Quanto dormire prima di guidare?

16 visualizzazioni
LAssociazione Italiana di Medicina del Sonno (AIMS) equipara la sonnolenza alla guida allebbrezza. La ricerca dimostra che restare svegli per 18 ore consecutive riduce significativamente le capacità di guida, portandole a un livello simile a quello di una persona con un tasso alcolemico di 0.5 g/L, il limite legale in Italia.
Feedback 0 mi piace

Guidare Stanchi: un Rischio Sottovalutato, Grave Quanto l'Alcol

La strada, si sa, è un ambiente che richiede massima attenzione e prontezza di riflessi. Spesso, però, sottovalutiamo un fattore tanto insidioso quanto l'abuso di alcol: la sonnolenza al volante. L'Associazione Italiana di Medicina del Sonno (AIMS) non ha dubbi: equiparare la guida in stato di sonnolenza all'ebbrezza alcolica non è un'esagerazione, ma una cruda realtà basata su dati scientifici.

Restare svegli per periodi prolungati, anche solo per una giornata lavorativa intensa o una nottata insonne, ha conseguenze dirette e misurabili sulla nostra capacità di guidare in sicurezza. La ricerca parla chiaro: 18 ore consecutive di veglia sono sufficienti per compromettere seriamente le nostre performance alla guida, riducendo drasticamente i tempi di reazione, la capacità di giudizio e la concentrazione.

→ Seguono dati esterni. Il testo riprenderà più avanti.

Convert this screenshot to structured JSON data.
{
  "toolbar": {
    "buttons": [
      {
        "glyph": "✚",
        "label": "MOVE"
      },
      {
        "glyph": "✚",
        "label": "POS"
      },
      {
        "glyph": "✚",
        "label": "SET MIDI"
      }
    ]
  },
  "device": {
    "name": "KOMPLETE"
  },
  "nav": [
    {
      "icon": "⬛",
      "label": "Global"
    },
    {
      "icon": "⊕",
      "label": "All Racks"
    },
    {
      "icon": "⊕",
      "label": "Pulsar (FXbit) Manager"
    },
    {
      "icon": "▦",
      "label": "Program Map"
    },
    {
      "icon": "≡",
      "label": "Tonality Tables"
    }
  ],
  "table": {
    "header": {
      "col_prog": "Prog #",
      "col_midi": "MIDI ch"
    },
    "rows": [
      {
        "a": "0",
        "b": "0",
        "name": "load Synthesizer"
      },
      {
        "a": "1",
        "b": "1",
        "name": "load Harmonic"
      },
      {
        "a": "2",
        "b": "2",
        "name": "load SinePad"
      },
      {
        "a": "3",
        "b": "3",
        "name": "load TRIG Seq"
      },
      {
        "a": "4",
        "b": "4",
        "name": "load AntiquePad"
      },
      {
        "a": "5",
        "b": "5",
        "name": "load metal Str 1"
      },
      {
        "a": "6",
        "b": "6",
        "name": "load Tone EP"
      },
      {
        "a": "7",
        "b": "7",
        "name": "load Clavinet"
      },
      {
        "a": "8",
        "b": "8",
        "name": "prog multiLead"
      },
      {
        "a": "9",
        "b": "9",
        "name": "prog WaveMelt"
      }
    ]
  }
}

Ma cosa significa concretamente? Immaginate di essere alla guida dopo una giornata estenuante. Siete stanchi, gli occhi pesanti, la mente annebbiata. In questa condizione, secondo gli studi, le vostre capacità sono paragonabili a quelle di una persona con un tasso alcolemico di 0.5 g/L, esattamente il limite consentito dalla legge italiana. In pratica, state guidando in stato di ebbrezza, con tutti i rischi che ne conseguono: aumento del tempo di reazione, difficoltà a mantenere la traiettoria, visione offuscata e, nei casi più gravi, micro-sonni improvvisi, potenzialmente fatali.

È facile comprendere come questa condizione possa trasformare un viaggio, anche breve, in un pericolo mortale per se stessi e per gli altri. La sonnolenza, a differenza dell'alcol, è un nemico silente, spesso ignorato o sottovalutato. Non ci sono controlli a campione per la stanchezza, e raramente la si riconosce come causa di un incidente stradale.

Cosa possiamo fare, quindi, per proteggerci e proteggere gli altri da questo rischio nascosto?

  • Pianificare i viaggi: Evitare di guidare quando si è particolarmente stanchi, soprattutto durante le ore notturne o dopo periodi prolungati di veglia. Se possibile, pianificare delle soste regolari per riposare.
  • Dormire a sufficienza: Assicurarsi di dormire il numero di ore raccomandato per la propria età e costituzione (generalmente tra le 7 e le 9 ore per gli adulti).
  • Ascoltare i segnali del corpo: Riconoscere i sintomi della sonnolenza (sbadigli frequenti, difficoltà a concentrarsi, palpebre pesanti, difficoltà a mantenere la traiettoria) e fermarsi immediatamente per riposare.
  • Non sottovalutare il "power nap": Un breve pisolino di 15-20 minuti può fare la differenza e migliorare significativamente le performance alla guida.
  • Evitare farmaci che inducono sonnolenza: Prestare attenzione agli effetti collaterali dei farmaci che si assumono e, se necessario, consultare il medico.

La consapevolezza del rischio e l'adozione di comportamenti responsabili sono fondamentali per combattere la sonnolenza al volante e rendere le nostre strade più sicure. Ricordiamoci sempre: guidare riposati è una scelta di responsabilità, un atto di rispetto verso noi stessi e verso gli altri utenti della strada.